Sayang, sesumbar Gascoigne tak berpengaruh di pertemuan kedua. Juventus tetap menghancurkan Rangers 4-1 untuk mengakhiri harapan mereka mencapai perempat final.
Juventus akhirnya santai setelah melewati semua babak penyisihan grup dengan hasil impresif. Hanya Dortmund, yang bertemu Juve empat kali pada 1995, meraih satu-satunya kemenangan di Delle Alpi pada akhir November.
Dortmund juga lolos bersama Juventus setelah mengalahkan Steaua, yang hanya mencetak dua gol dalam enam pertandingan. Namun, entah bagaimana mereka finis di atas Rangers.
Babak Knock-out
Pada saat perempat final bergulir di awal Maret, Juve telah menyerahkan gelar Serie A mereka kepada Milan, yang unggul 11 poin. Mereka juga gagal mempertahankan Coppa Italia, kalah di babak ketiga dari Atalanta. Semua harapan mereka sekarang tinggal Liga Champions.
Real Madrid menunggu di perempat final. Pasangan ini hanya bertemu dua kali sebelumnya di Eropa, dan raksasa Spanyol itu telah maju pada kedua kesempatan.
Sejarah tampak seperti terulang ketika Madrid memenangkan leg pertama 1-0 di Bernabéu, berkat serangan Raul. Juve membalikkan hasil di Turin, dengan gol-gol dari Padavano dan Del Piero mengamankan kemenangan 2-0.
Del Piero: "Will Juventus win the Champions League again? Without a doubt, soon. It would be easier if it stopped being an obsession....and I hope to be there to see it and live it, this time as a fan." [Huffington Post via @Spazio_J] pic.twitter.com/BrrRzigt6I
— JuveFC (@juvefcdotcom) July 26, 2020
Tim Nantes yang sangat diremehkan, yang berisi Claude Makelele muda, terbukti lawan yang lebih tangguh dari yang diharapkan di semifinal. Juve memenangkan leg pertama 2-0 di Turin berkat gol-gol dari Gianluca Vialli dan Jugovic.

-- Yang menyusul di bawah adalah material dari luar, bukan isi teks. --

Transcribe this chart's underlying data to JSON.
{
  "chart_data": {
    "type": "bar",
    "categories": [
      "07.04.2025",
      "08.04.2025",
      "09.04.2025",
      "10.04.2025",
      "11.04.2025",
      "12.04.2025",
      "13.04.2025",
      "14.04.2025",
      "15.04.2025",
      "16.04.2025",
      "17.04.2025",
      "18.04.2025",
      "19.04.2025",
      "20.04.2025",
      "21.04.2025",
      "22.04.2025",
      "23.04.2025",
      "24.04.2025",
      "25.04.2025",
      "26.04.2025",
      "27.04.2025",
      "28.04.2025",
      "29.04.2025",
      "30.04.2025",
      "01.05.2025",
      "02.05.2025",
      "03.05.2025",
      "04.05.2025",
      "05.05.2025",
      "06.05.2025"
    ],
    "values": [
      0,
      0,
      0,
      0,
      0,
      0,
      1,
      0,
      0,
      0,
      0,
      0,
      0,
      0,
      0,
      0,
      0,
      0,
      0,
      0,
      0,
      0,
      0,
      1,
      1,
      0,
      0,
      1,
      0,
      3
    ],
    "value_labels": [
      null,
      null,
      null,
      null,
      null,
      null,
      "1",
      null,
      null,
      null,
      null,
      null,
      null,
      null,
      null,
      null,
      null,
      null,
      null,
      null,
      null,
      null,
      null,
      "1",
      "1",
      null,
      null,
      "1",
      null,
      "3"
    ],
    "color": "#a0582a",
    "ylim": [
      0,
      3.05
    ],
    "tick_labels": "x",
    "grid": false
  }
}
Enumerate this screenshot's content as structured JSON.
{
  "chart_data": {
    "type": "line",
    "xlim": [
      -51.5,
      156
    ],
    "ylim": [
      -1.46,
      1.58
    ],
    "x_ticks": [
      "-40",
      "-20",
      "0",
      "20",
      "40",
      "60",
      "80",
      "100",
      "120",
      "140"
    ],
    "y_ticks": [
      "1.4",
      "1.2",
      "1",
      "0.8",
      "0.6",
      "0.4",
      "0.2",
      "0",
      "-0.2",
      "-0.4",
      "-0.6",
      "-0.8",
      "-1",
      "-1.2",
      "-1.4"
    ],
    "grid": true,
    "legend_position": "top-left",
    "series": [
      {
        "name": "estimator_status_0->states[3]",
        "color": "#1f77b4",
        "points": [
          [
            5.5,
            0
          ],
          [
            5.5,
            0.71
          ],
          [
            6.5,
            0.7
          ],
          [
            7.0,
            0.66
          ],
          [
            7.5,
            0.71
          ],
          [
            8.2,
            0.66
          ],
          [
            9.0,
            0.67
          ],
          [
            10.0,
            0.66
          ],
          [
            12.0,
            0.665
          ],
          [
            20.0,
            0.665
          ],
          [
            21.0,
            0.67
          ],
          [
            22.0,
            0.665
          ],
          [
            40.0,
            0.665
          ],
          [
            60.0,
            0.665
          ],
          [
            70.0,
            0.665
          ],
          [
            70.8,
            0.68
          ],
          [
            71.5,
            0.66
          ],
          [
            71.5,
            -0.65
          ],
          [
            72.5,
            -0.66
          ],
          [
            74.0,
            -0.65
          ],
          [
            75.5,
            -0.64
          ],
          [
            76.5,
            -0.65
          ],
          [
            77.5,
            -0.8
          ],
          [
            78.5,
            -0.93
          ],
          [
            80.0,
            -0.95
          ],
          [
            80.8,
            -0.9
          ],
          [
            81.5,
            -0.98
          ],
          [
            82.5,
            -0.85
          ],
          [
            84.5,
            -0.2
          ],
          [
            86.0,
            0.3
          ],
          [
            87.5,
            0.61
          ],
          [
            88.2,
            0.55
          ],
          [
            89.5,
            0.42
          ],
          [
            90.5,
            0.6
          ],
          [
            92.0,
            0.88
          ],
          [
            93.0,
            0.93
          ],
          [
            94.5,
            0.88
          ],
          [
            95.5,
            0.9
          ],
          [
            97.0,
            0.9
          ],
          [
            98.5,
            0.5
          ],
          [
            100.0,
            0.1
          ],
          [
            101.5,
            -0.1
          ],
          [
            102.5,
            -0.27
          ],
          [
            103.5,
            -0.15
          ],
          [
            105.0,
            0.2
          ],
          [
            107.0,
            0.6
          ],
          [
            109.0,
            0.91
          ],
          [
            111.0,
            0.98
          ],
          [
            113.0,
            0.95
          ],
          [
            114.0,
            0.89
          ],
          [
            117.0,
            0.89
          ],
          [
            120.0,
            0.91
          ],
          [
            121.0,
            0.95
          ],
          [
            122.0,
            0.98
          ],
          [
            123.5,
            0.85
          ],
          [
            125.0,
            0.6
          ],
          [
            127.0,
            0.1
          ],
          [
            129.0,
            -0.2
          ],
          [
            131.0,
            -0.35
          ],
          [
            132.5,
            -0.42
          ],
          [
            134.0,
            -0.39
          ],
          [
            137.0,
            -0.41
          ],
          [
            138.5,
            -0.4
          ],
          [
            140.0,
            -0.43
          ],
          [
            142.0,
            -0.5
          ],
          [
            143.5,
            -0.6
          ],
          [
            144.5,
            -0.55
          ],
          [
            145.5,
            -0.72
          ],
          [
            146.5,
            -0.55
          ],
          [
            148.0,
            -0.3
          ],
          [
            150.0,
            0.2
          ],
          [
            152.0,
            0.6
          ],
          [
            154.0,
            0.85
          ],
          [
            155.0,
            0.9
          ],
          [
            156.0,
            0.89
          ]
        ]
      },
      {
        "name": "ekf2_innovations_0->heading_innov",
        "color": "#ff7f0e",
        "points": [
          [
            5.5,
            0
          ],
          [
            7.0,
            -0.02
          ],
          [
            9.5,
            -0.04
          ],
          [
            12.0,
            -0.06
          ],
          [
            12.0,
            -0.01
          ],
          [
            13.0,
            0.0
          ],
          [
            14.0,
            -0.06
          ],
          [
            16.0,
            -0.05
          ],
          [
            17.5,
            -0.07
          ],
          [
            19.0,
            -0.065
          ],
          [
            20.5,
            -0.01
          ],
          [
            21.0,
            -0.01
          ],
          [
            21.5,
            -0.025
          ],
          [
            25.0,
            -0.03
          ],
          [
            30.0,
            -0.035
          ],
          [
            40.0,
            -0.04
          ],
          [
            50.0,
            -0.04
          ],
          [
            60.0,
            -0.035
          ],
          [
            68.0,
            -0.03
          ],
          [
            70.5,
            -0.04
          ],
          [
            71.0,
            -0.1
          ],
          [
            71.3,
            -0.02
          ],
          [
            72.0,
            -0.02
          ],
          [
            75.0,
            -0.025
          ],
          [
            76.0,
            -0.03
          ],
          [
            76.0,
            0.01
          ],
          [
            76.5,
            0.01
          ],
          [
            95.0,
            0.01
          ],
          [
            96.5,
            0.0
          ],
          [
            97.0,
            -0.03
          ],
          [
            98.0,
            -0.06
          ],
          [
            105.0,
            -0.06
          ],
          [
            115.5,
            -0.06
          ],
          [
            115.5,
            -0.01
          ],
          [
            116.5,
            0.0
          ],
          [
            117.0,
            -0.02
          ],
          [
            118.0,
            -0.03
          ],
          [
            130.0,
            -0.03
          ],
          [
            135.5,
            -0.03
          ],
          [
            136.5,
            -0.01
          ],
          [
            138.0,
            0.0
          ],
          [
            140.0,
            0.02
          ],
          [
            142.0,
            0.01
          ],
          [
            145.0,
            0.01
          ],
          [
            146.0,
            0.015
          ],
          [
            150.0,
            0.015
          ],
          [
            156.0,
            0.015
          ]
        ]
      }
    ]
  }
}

Vialli mencetak gol di awal leg kedua di Stade de la Beaujoire untuk memperbesar keunggulan mereka.
Vialli telah berjuang untuk mengubah bentuk permainannya menjadi malam-malam Eropa saat berada di Juve, tetapi dia bangkit pada kesempatan itu di semifinal. Dia memberi assist kepada Paulo Sousa untuk memberi Juve keunggulan 4-1 setelah Eddy Capron membalaskan satu gol untuk Nantes.
Juara Prancis itu mencetak dua gol di pengujung pertandingan untuk menang pada malam itu, tetapi Juve lolos dengan agregat 4–3 untuk menghadapi juara bertahan Ajax di final.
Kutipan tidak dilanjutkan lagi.